Mark carried on to tell me he saw Laura go by in her wheelchair, talking with a visitor as she went into her room. Later, Mark observed staff and family members going in, and then witnessed the family coming out weeping. He reported seeing a stretcher leave the room, with a black cover overtop, and realized Laura had died.

Mark watched her family crying, and it brought up memories of his own wife dying. He was horrified that one moment Laura was up and talking, and the next she had died. He admitted to feeling scared he would die suddenly, too. I hadn’t said a word about Laura due to confidentiality, but as a patient in the hallway Mark was able to observe and hear a lot of things. He and Laura were both mobile, and over the past few days they had spoken in the patient lounge on occasion. Her death brought up many complex emotions and distress for Mark, and I felt torn on how to support him.

For myself, Laura’s death was exceptionally hard to deal with. Before she died, it was difficult to interact with her in a normal way. I kept watching the clock, and counting down the days, hours and minutes till her scheduled death. I had an awkward moment of bringing in the scheduled laxative she got each morning along with her other medications, to which she responded, “really? I’m dying today, does it matter if I’m constipated?”. Every interaction I had with her I felt the weight of her impending death, I wanted to scream out “don’t do it! Your life has value!” But instead I bit my tongue and supported her, and then went home morally distressed, wondering if I had spoken my mind, would it have made a difference? I wanted to rip up the waiver she had signed, and plead with the doctor injecting her lethal dose not to do it. After she died and my shift was over, I went home feeling profoundly sad, and helpless at how the situation played out.

The goal of palliative care is to alleviate suffering and support patients and families until natural death, neither hastening nor prolonging death. I am upset that in Laura’s case, we had to betray our own philosophy.

When euthanasia was first legalized in Canada, palliative units and hospices were exempt from having to provide MAID on site, for good reason. The whole unit feels the impact when death is chosen before it’s time. Perhaps for staff who see natural death on a regular basis, we feel the impact even more than others. We see the contrast, we know a natural death doesn’t have to be scary or painful. If a patient like Laura has a grand mal seizure, we are skilled at adapting to changing circumstances to keep her comfortable.

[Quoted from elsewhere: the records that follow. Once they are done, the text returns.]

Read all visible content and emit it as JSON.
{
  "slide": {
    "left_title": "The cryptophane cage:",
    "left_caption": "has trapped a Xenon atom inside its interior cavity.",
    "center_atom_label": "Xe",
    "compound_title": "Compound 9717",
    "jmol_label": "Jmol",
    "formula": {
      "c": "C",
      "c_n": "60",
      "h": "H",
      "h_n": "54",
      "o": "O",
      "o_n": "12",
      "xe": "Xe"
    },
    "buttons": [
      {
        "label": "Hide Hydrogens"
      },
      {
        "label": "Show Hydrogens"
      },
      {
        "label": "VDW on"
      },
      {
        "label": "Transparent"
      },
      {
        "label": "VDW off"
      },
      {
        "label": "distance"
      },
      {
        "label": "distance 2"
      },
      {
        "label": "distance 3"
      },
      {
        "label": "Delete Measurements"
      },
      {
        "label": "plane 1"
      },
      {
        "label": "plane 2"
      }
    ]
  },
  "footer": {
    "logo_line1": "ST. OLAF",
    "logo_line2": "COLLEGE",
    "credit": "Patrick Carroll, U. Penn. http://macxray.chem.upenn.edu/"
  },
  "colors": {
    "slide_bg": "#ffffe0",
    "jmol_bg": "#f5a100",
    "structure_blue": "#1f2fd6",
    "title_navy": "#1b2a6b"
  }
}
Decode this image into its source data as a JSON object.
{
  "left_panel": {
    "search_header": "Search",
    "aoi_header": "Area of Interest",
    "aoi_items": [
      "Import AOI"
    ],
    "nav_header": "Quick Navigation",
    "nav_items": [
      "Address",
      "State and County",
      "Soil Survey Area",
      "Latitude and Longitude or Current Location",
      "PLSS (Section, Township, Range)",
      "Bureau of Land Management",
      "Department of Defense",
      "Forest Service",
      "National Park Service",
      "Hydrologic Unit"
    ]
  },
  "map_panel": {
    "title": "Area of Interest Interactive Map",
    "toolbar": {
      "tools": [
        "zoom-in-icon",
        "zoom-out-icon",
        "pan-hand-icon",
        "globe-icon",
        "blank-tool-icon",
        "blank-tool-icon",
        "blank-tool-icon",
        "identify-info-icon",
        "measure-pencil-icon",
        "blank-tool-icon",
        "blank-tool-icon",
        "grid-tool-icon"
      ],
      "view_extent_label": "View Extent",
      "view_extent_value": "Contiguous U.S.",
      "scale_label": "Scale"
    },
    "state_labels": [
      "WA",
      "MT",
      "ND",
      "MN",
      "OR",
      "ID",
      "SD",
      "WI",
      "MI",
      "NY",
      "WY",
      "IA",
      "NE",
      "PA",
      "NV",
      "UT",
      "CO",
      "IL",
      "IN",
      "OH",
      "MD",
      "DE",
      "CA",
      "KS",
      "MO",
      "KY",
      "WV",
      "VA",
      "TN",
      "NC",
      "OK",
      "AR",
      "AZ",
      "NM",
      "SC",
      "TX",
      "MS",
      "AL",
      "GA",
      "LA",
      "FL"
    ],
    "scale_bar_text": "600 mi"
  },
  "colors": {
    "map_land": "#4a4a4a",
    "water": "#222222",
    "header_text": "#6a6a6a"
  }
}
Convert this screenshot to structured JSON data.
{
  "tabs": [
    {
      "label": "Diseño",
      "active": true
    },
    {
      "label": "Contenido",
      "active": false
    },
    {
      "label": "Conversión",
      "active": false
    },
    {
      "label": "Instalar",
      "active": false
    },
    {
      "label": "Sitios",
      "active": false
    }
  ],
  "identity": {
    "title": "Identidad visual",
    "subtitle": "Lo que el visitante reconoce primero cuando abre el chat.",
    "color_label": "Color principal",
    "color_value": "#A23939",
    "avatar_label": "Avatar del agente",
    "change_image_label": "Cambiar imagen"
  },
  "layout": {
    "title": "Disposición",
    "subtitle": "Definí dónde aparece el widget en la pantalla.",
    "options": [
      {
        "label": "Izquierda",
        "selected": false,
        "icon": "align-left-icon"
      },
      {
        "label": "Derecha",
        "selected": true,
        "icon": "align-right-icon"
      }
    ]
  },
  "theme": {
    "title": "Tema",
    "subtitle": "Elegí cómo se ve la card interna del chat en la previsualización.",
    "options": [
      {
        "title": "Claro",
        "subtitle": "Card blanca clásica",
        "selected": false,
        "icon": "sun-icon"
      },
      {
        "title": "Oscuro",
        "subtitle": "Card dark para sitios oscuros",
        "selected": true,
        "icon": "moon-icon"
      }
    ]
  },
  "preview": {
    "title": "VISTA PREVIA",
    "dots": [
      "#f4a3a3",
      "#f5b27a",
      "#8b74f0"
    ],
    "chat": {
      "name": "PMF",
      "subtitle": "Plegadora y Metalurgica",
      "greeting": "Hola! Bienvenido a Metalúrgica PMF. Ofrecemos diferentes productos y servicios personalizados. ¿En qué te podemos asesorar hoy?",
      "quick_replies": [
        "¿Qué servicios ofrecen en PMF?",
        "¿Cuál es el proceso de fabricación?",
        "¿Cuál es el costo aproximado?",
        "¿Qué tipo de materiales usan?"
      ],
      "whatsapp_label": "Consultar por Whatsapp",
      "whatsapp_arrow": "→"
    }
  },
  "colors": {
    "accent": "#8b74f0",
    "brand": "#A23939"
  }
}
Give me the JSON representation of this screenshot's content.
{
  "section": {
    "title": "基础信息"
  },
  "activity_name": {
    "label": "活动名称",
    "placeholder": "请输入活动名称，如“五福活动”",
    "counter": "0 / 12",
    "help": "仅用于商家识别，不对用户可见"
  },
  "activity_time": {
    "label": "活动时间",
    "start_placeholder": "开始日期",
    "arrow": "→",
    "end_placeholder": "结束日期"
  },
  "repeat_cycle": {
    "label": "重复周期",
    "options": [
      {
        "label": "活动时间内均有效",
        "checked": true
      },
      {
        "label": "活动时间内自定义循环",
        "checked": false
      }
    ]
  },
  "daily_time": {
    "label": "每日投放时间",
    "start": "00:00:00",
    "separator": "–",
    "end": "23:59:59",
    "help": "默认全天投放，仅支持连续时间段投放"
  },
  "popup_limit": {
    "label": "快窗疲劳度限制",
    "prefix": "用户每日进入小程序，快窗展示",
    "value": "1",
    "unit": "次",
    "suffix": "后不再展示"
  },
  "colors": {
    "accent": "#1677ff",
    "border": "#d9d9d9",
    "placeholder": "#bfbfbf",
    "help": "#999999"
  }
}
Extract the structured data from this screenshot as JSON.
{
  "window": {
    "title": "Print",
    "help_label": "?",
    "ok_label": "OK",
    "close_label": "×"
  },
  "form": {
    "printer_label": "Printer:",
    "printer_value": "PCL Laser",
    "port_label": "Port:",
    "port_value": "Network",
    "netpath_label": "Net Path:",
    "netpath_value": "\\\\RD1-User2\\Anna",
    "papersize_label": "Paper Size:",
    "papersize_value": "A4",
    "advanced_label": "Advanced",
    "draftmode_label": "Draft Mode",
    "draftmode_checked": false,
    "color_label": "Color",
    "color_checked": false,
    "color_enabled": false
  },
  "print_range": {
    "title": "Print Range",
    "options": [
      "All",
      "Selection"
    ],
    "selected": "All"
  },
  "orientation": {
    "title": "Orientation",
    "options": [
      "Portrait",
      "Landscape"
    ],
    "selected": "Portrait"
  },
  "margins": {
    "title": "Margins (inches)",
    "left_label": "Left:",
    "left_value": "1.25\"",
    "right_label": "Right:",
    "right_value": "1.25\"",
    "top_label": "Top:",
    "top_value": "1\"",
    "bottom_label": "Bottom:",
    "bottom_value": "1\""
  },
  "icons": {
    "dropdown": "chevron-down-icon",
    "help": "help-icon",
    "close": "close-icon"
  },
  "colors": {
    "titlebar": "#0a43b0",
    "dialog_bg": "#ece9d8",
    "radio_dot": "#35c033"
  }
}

Letting death happen at its natural hour gives families the chance to bond, and soak in every last moment loved ones have to give. Patients may think that choosing MAID relieves their family of the burden of waiting for their death, or seeing suffering. But in reality it steals time and closure, and replaces a natural process with an unsettling ending. From what I have seen, loved ones of euthanized patients appear to struggle more in their grief than loved ones of patients who die naturally.

A story like Laura’s showcases a reality of euthanasia not often spoken about. And even though this was just one example, it is not an isolated incident. There are many more stories I could’ve shared, and the impacts of euthanasia are felt far and wide with each and every case – even the ones that go as planned. My hope in telling this story is that eyes will be opened to the horrifying reality of euthanasia, and perhaps hearts and minds will be changed as well.

I am a palliative care nurse, and this is my side of the story.